Slow, Gin, Fizz
This article is from the archive of The New York Sun before the launch of its new website in 2022. The Sun has neither altered nor updated such articles but will seek to correct any errors, mis-categorizations or other problems introduced during transfer.

OGUNQUIT, Maine – The trees are still, the sea calm. The other moment I saw a blue jay, and then a cardinal, and they looked as if they were posing for Roger Tory Peterson. No need to hurry on to that next branch. I think that pillowy cloud hanging over the buoy must be stuck, or stubborn maybe. It’s been there, stalled or maybe just stalling, for perhaps an hour. On very hot summer’s days, even the waves unfurl slowly. The ocean knows: You can’t move too quickly on a day like this.
So it’s a perfect morning for a conversation about slowness. This slowness business is a worldwide movement, and I am seeking to become what Thomas Paine, in an entirely different context, might have called a summertime soldier. I’m on vacation. I’m trying to slow down. I’m making some progress. I haven’t called the office in a full hour now.
In our hurried hearts, we know we need to slow down. We need to cook our food more slowly, and to eat it more slowly, and to walk more slowly, and to think more slowly and to talk more slowly. This sermon is brought to you by the fastest eater, the quickest walker, and the biggest mumbler in the office. When I read “In Praise of Slowness,” Carl Honore’s mind-altering prescription for challenging the cult of speed, I skimmed it in less than an hour. Bad sign, I know. Then again, I’m the guy who’s always asking why, in our newspaper, we have to wait for Wednesday for a story that really would have been more timely on Tuesday.
So I am trying to think of this vacation as a self-help program: Get up slowly. Don’t wolf down your breakfast. (There is no danger whatsoever that anyone else at the table is going to take the remaining blueberry doughnut.) Take a slow walk. Notice the way, in Maine, even the quietest breeze possesses a sound, and not only when it pushes the leaves around on the trees. Watch how your daughter, the 13-year-old who in the city thinks she is so worldly, nonetheless remembers how to make a castle in the sand and takes a pirate’s stolen joy in burying, maybe for the last time in her life, the treasure of her mom’s feet. Notice, in the special light that comes to the shore when everyone else is at supper, how that young woman you married 27 years ago looks even more lovely right now, in the gloaming pink that hangs around a near-empty beach before September comes.
Honore is a Canadian, which may be why he is so wise, and he opens his book with a remark, 98 years old, from William Dean Howells: “People are born and married, and live and die, in the midst of an uproar so frantic that you would think they would go mad of it.” We do hurry a lot. And the only way to understand just how we hurry is to stop doing so, if only on vacation.
Because the hurrying is pervasive. One of Mozart’s most famous piano sonatas, the one in C major, very likely should take 22 minutes. We’re accustomed, now, to hearing it in 14 minutes.
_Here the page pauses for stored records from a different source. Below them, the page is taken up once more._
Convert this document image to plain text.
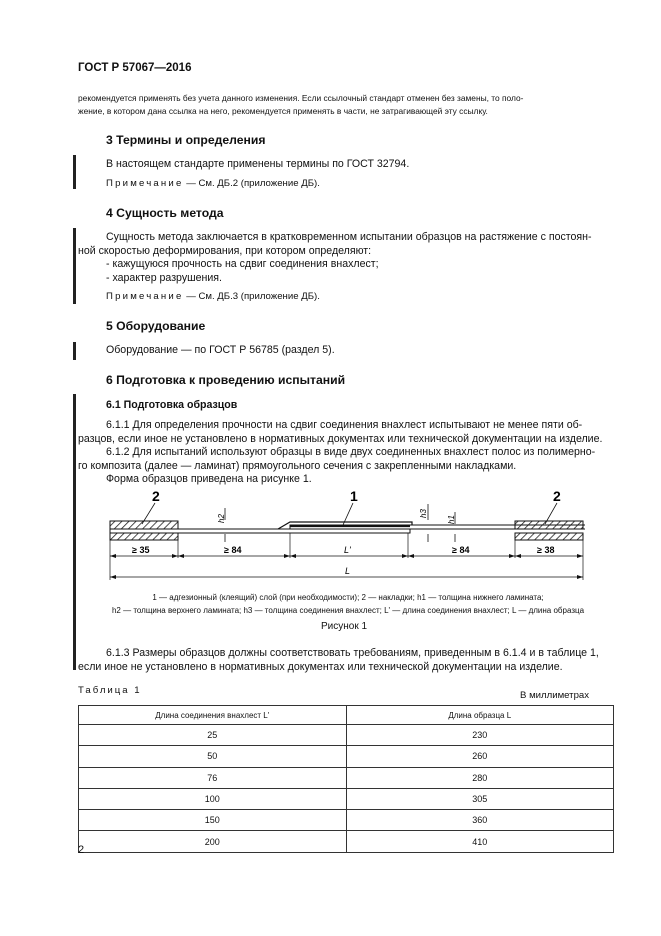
ГОСТ Р 57067—2016
рекомендуется применять без учета данного изменения. Если ссылочный стандарт отменен без замены, то поло-
жение, в котором дана ссылка на него, рекомендуется применять в части, не затрагивающей эту ссылку.
3 Термины и определения
В настоящем стандарте применены термины по ГОСТ 32794.
Примечание — См. ДБ.2 (приложение ДБ).
4 Сущность метода
Сущность метода заключается в кратковременном испытании образцов на растяжение с постоян-
ной скоростью деформирования, при котором определяют:
- кажущуюся прочность на сдвиг соединения внахлест;
- характер разрушения.
Примечание — См. ДБ.3 (приложение ДБ).
5 Оборудование
Оборудование — по ГОСТ Р 56785 (раздел 5).
6 Подготовка к проведению испытаний
6.1 Подготовка образцов
6.1.1 Для определения прочности на сдвиг соединения внахлест испытывают не менее пяти об-
разцов, если иное не установлено в нормативных документах или технической документации на изделие.
6.1.2 Для испытаний используют образцы в виде двух соединенных внахлест полос из полимерно-
го композита (далее — ламинат) прямоугольного сечения с закрепленными накладками.
Форма образцов приведена на рисунке 1.
2	1	2
h2
h3
h1
≥ 35	≥ 84	L'	≥ 84	≥ 38
L
1 — адгезионный (клеящий) слой (при необходимости); 2 — накладки; h1 — толщина нижнего ламината;
h2 — толщина верхнего ламината; h3 — толщина соединения внахлест; L' — длина соединения внахлест; L — длина образца
Рисунок 1
6.1.3 Размеры образцов должны соответствовать требованиям, приведенным в 6.1.4 и в таблице 1,
если иное не установлено в нормативных документах или технической документации на изделие.
Таблица 1	В миллиметрах
Длина соединения внахлест L'	Длина образца L
25	230
50	260
76	280
100	305
150	360
200	410
2
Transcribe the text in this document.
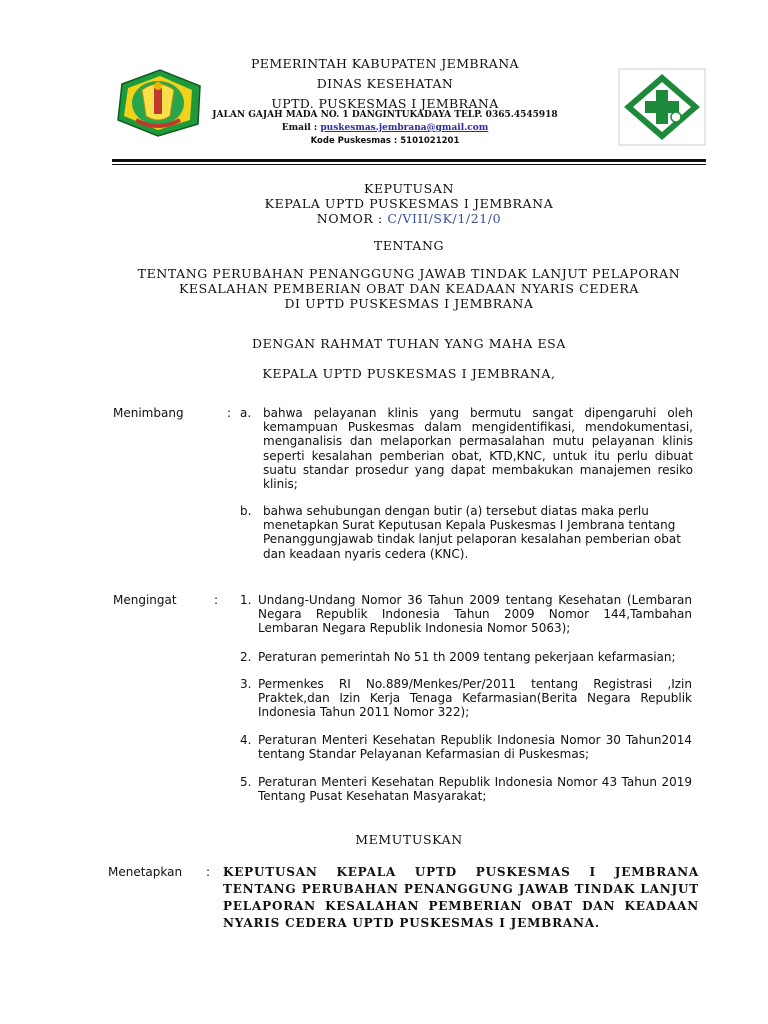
PEMERINTAH KABUPATEN JEMBRANA
DINAS KESEHATAN
UPTD. PUSKESMAS I JEMBRANA
JALAN GAJAH MADA NO. 1 DANGINTUKADAYA TELP. 0365.4545918
Email : puskesmas.jembrana@gmail.com
Kode Puskesmas : 5101021201
KEPUTUSAN
KEPALA UPTD PUSKESMAS I JEMBRANA
NOMOR : C/VIII/SK/1/21/0
TENTANG
TENTANG PERUBAHAN PENANGGUNG JAWAB TINDAK LANJUT PELAPORAN
KESALAHAN PEMBERIAN OBAT DAN KEADAAN NYARIS CEDERA
DI UPTD PUSKESMAS I JEMBRANA
DENGAN RAHMAT TUHAN YANG MAHA ESA
KEPALA UPTD PUSKESMAS I JEMBRANA,
Menimbang	: a. bahwa pelayanan klinis yang bermutu sangat dipengaruhi oleh kemampuan Puskesmas dalam mengidentifikasi, mendokumentasi, menganalisis dan melaporkan permasalahan mutu pelayanan klinis seperti kesalahan pemberian obat, KTD,KNC, untuk itu perlu dibuat suatu standar prosedur yang dapat membakukan manajemen resiko klinis;
b. bahwa sehubungan dengan butir (a) tersebut diatas maka perlu menetapkan Surat Keputusan Kepala Puskesmas I Jembrana tentang Penanggungjawab tindak lanjut pelaporan kesalahan pemberian obat dan keadaan nyaris cedera (KNC).
Mengingat	: 1. Undang-Undang Nomor 36 Tahun 2009 tentang Kesehatan (Lembaran Negara Republik Indonesia Tahun 2009 Nomor 144,Tambahan Lembaran Negara Republik Indonesia Nomor 5063);
2. Peraturan pemerintah No 51 th 2009 tentang pekerjaan kefarmasian;
3. Permenkes RI No.889/Menkes/Per/2011 tentang Registrasi ,Izin Praktek,dan Izin Kerja Tenaga Kefarmasian(Berita Negara Republik Indonesia Tahun 2011 Nomor 322);
4. Peraturan Menteri Kesehatan Republik Indonesia Nomor 30 Tahun2014 tentang Standar Pelayanan Kefarmasian di Puskesmas;
5. Peraturan Menteri Kesehatan Republik Indonesia Nomor 43 Tahun 2019 Tentang Pusat Kesehatan Masyarakat;
MEMUTUSKAN
Menetapkan : KEPUTUSAN KEPALA UPTD PUSKESMAS I JEMBRANA TENTANG PERUBAHAN PENANGGUNG JAWAB TINDAK LANJUT PELAPORAN KESALAHAN PEMBERIAN OBAT DAN KEADAAN NYARIS CEDERA UPTD PUSKESMAS I JEMBRANA.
Not long ago we rented the video version of “My Fair Lady,” which I loved as a boy, way back in the 20th century; in the 21st century it seemed so slow that we could hardly bear to watch it. That gave me a great sadness.
The culture of speed is now subliminal. A lobster boat just moved into partial view, and a very powerful force inside me wants it to hurry along so that it won’t be hidden behind the oak tree on the right, not realizing until it is too late that if the boat moves quickly it will more swiftly disappear behind the pine tree on the left. (There are a lot of obstructed views in life, which is why we sometimes see so little of what is in front of us.) Same with that sailboat out there, only now catching the easterly breeze. It will be gone in an instant, and I’ll be left here on the deck hurrying to finish my column so I can slow down some more.
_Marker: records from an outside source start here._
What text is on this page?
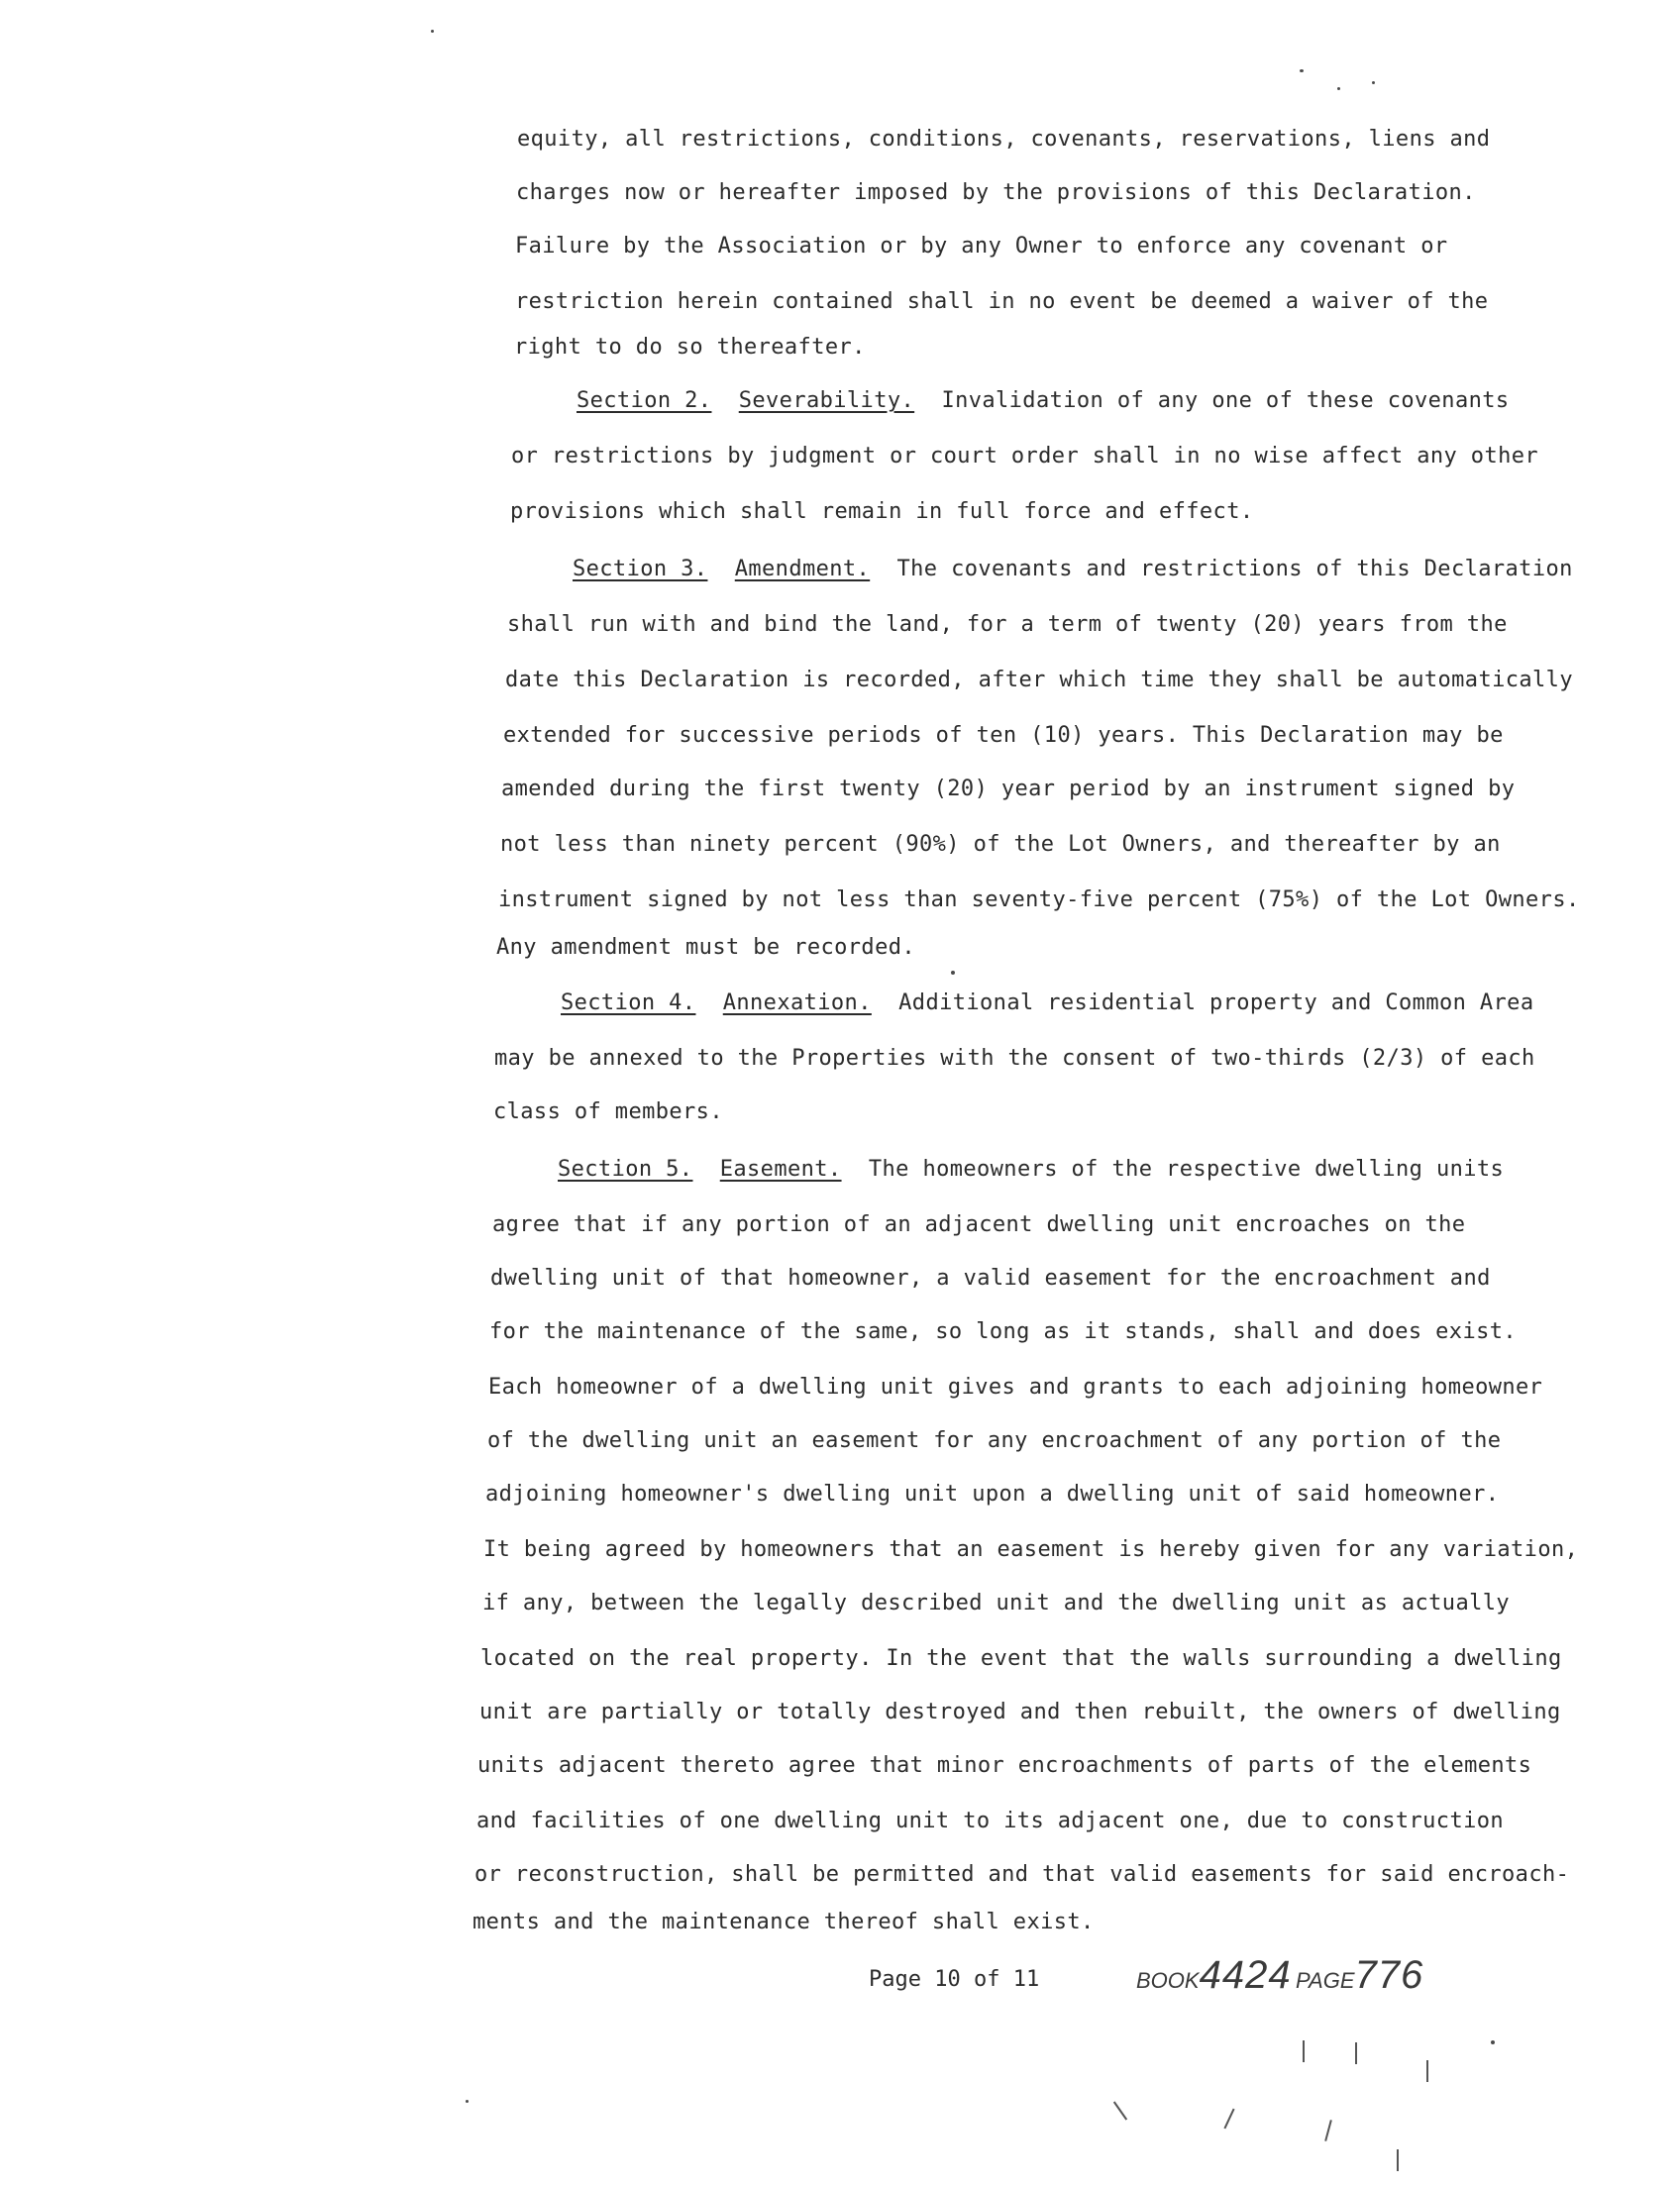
equity, all restrictions, conditions, covenants, reservations, liens and
charges now or hereafter imposed by the provisions of this Declaration.
Failure by the Association or by any Owner to enforce any covenant or
restriction herein contained shall in no event be deemed a waiver of the
right to do so thereafter.
Section 2. Severability. Invalidation of any one of these covenants
or restrictions by judgment or court order shall in no wise affect any other
provisions which shall remain in full force and effect.
Section 3. Amendment. The covenants and restrictions of this Declaration
shall run with and bind the land, for a term of twenty (20) years from the
date this Declaration is recorded, after which time they shall be automatically
extended for successive periods of ten (10) years. This Declaration may be
amended during the first twenty (20) year period by an instrument signed by
not less than ninety percent (90%) of the Lot Owners, and thereafter by an
instrument signed by not less than seventy-five percent (75%) of the Lot Owners.
Any amendment must be recorded.
Section 4. Annexation. Additional residential property and Common Area
may be annexed to the Properties with the consent of two-thirds (2/3) of each
class of members.
Section 5. Easement. The homeowners of the respective dwelling units
agree that if any portion of an adjacent dwelling unit encroaches on the
dwelling unit of that homeowner, a valid easement for the encroachment and
for the maintenance of the same, so long as it stands, shall and does exist.
Each homeowner of a dwelling unit gives and grants to each adjoining homeowner
of the dwelling unit an easement for any encroachment of any portion of the
adjoining homeowner's dwelling unit upon a dwelling unit of said homeowner.
It being agreed by homeowners that an easement is hereby given for any variation,
if any, between the legally described unit and the dwelling unit as actually
located on the real property. In the event that the walls surrounding a dwelling
unit are partially or totally destroyed and then rebuilt, the owners of dwelling
units adjacent thereto agree that minor encroachments of parts of the elements
and facilities of one dwelling unit to its adjacent one, due to construction
or reconstruction, shall be permitted and that valid easements for said encroach-
ments and the maintenance thereof shall exist.
Page 10 of 11	BOOK4424 PAGE776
So what, after all this, have we been doing on vacation? Sometimes there’s a game of gin in the background, and every day there has been a stroll, and the summer fruit seems so sweet (is there any feeling quite as beautiful as the tongue-tingle produced by a plum in summertime?). The ocean feels so alive, and the cares that, only a day or so ago, seemed so big are receding, ever so slowly, a lot like that very same sailboat, the one that now has moved so far that, in the haze of August, I can barely see its outline, it being no more than a smudge between the buoy and the horizon.
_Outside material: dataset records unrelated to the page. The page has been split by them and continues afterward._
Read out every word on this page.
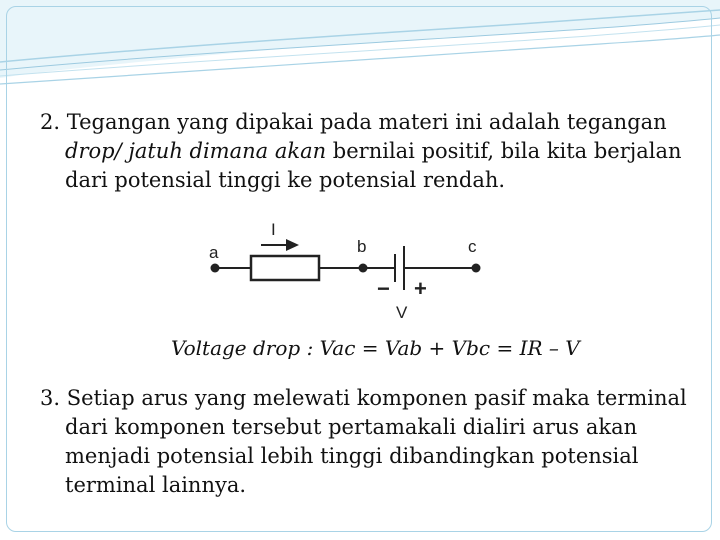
2. Tegangan yang dipakai pada materi ini adalah tegangan drop/ jatuh dimana akan bernilai positif, bila kita berjalan dari potensial tinggi ke potensial rendah.
a	b	c
I
− +
V
Voltage drop : Vac = Vab + Vbc = IR – V
3. Setiap arus yang melewati komponen pasif maka terminal dari komponen tersebut pertamakali dialiri arus akan menjadi potensial lebih tinggi dibandingkan potensial terminal lainnya.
Clinically that is known as depth perception. Morally it is known as perspective.
So is this: Soon September will be here, and there will be school and next year’s budget and the oncoming gloom of winter to worry about. Let’s not hurry on to any of that. Here on the shore, that means there will be, as Mary Ellen Chase put it in “Windswept,” her 1941 novel about her native Maine, “days when the sea at dawn is the colour of thin milk and motionless except for the breaking of the long swells in frail white lace about the rocks, days when the sun is pale yellow and one can stare at it without the least sense of being blinded, when a haze fills the air and sails hung languid above the water.” (That is writing that is meant to be read slowly. It’s impolite not to.)
Mary Ellen Chase is right, and she is right, too, that then will come the chill that none can avoid, here in Maine or back at home. No, let’s not hurry. The frost will hurry after us quickly enough.